À cette question, déjà banale en soi, et de surcroît très galvaudée, de savoir, s'il ne devait y en avoir qu'un, quel disque on emporterait dans une chambre de torture, les réponses apportées restent souvent conventionnelles. Les uns abusent du second degré et trichent en citant une intégrale solo de Frank Black. Les autres évoquent d'un air plissé Le Pierrot lunaire de Schönberg chanté par Marianne Pousseur. Or, si l'on veut bien être sérieux un instant, l'on se doit d'admettre qu'il est impossible d'écouter Le Pierrot lunaire proprement tandis que l'on se fait, par exemple, cisailler la rotule avec une pince à métaux, et que jamais personne ne tiendrait le coup face à une intégrale Frank Black. Heureusement (malheureusement), il y a Gnaw. « Chaque fois que j'écoute This Face, j'ai envie d'éventrer Sharon Tate. », taquinait Charles Manson dans une interview récente pour le magazine GQ.

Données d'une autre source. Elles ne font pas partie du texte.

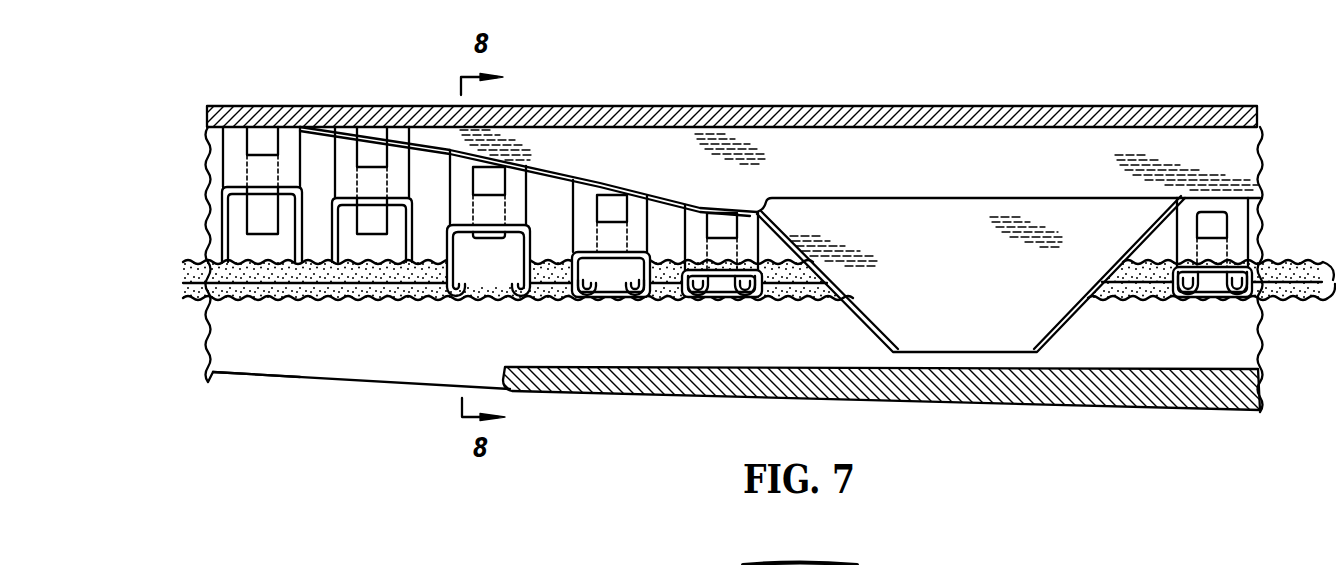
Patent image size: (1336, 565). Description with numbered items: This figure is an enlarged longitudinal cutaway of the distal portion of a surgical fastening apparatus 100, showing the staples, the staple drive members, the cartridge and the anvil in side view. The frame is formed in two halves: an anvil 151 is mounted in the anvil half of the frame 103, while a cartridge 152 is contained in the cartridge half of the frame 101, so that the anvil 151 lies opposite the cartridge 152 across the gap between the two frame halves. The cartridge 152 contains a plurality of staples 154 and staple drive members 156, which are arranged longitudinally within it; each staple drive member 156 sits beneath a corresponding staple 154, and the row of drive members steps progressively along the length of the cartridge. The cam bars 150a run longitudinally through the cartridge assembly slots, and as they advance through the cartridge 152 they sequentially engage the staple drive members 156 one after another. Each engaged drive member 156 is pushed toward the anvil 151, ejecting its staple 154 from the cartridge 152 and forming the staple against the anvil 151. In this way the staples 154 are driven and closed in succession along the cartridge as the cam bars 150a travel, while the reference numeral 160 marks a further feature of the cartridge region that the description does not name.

The panel assembly 100 is at (1072, 82).
The upper skin 101 is at (842, 106).
The lower skin 103 is at (297, 372).
The tapered web member 150a is at (562, 106).
The lower wall 151 is at (243, 304).
The channel housing 152 is at (197, 207).
The foam adhesive layer 154 is at (222, 247).
The rib member 156 is at (237, 140).
The gap between housings 160 is at (317, 152).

Il convient néanmoins de préciser que Gnaw n'est pas un groupe décoratif et ne fournit pas de musique d'ameublement pour les étudiants américains qui voudraient épicer de gore leur prochain Halloween. Gnaw est un groupe de musique expérimentale, radicale, entêtante, rude, décidée et tranchée. Gnaw commence là où Jean-Sébastien Bach écrit du dark métal. Précis, mathématique, implacable, savamment équilibré. Gnaw ajoute la science à l'horreur, la technique aux vagissements. Si l'idée est plus parlante, on indiquera que Gnaw joue le rôle que Sonic Youth a joué pour d'autres musiques : radicalisation, intensification, complication, brutalisation.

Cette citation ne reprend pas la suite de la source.